Towards highly-tuned mobility in multiple domains with a dynamical legged platform.

ABSTRACT

As mobile robots become more commonly utilized in everyday applications, the tasks they are given will often require them to quickly traverse unprepared and varied environments. While traditional mobile platforms may falter under such conditions, animals utilize distinct locomotion modalities such as running, jumping, or climbing, to adroitly negotiate a wide variety of challenging and changing terrains. Due to limitations including available on-board power, legged robots have struggled to match the speed of these animals, even in a single mode of transport. In this paper we experimentally investigate the synergies and trade-offs in developing a dynamical legged robot capable of both running and climbing. We utilize bio-inspired 'templates' or reduced-order models of motion to identify how the dynamics change from running to climbing and seek to identify a minimal set of robotic adjustments necessary to switch locomotion modalities.

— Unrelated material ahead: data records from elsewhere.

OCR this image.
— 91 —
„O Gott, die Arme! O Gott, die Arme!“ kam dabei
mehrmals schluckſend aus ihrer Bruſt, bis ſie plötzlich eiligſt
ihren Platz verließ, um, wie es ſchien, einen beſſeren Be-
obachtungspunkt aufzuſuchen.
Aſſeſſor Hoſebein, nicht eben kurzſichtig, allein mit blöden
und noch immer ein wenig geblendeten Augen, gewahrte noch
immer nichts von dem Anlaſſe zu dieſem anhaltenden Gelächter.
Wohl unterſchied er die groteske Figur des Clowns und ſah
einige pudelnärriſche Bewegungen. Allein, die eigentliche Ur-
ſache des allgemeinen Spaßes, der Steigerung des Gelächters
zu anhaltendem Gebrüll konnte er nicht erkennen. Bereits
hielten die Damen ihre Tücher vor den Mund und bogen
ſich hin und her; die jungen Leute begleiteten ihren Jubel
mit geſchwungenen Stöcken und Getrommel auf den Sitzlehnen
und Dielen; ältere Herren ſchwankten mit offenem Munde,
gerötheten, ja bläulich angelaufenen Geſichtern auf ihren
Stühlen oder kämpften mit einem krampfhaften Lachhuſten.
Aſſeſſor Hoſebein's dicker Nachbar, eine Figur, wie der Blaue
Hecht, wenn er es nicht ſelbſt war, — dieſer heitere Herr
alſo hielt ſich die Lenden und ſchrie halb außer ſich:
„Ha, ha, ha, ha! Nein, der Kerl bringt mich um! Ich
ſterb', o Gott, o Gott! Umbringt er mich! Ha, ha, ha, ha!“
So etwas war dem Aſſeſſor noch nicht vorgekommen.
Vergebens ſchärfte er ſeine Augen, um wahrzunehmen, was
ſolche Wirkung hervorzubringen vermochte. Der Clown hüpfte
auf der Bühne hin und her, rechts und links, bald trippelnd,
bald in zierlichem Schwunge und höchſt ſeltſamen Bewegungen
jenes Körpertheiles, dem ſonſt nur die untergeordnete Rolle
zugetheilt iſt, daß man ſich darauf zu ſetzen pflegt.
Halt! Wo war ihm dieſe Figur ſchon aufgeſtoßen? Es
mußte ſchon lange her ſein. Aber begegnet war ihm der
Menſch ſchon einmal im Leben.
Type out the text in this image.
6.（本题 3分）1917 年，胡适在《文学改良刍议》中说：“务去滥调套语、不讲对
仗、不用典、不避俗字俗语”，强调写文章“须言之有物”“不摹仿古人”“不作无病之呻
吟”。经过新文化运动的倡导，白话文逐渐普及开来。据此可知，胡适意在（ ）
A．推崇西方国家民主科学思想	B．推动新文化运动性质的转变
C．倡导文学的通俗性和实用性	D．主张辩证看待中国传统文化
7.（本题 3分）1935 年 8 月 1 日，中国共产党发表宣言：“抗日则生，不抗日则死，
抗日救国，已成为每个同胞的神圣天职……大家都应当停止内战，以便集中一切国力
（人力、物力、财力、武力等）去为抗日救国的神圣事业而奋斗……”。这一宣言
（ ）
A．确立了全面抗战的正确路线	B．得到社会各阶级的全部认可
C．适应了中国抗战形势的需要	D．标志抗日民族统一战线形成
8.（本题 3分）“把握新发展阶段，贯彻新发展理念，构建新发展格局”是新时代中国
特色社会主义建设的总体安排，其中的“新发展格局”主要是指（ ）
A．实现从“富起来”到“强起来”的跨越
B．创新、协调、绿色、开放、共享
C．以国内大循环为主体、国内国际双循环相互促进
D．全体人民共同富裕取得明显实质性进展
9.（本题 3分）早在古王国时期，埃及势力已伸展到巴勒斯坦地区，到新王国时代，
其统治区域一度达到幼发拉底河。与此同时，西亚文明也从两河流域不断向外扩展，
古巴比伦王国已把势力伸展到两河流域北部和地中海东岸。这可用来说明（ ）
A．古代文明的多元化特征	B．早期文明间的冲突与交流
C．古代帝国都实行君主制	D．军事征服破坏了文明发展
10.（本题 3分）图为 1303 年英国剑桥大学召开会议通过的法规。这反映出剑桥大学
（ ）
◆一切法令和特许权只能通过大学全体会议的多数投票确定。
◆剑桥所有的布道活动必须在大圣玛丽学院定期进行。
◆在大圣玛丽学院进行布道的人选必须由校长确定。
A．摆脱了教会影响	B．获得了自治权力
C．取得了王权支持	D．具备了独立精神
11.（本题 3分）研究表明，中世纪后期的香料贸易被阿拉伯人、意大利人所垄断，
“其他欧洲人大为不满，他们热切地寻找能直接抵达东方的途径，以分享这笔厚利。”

This template-based design methodology is explained and the resultant robot behavior in each domain is characterized. We show that using a trotting gait, the platform demonstrates running speeds of up to 0.67 ms(-1) on level ground and climbing speeds of up to 0.43 ms(-1)on near-vertical surfaces (and up to 0.16 ms(-1) on vertical surfaces) while exhibiting dynamical behaviors comparable to that of the inspirational models.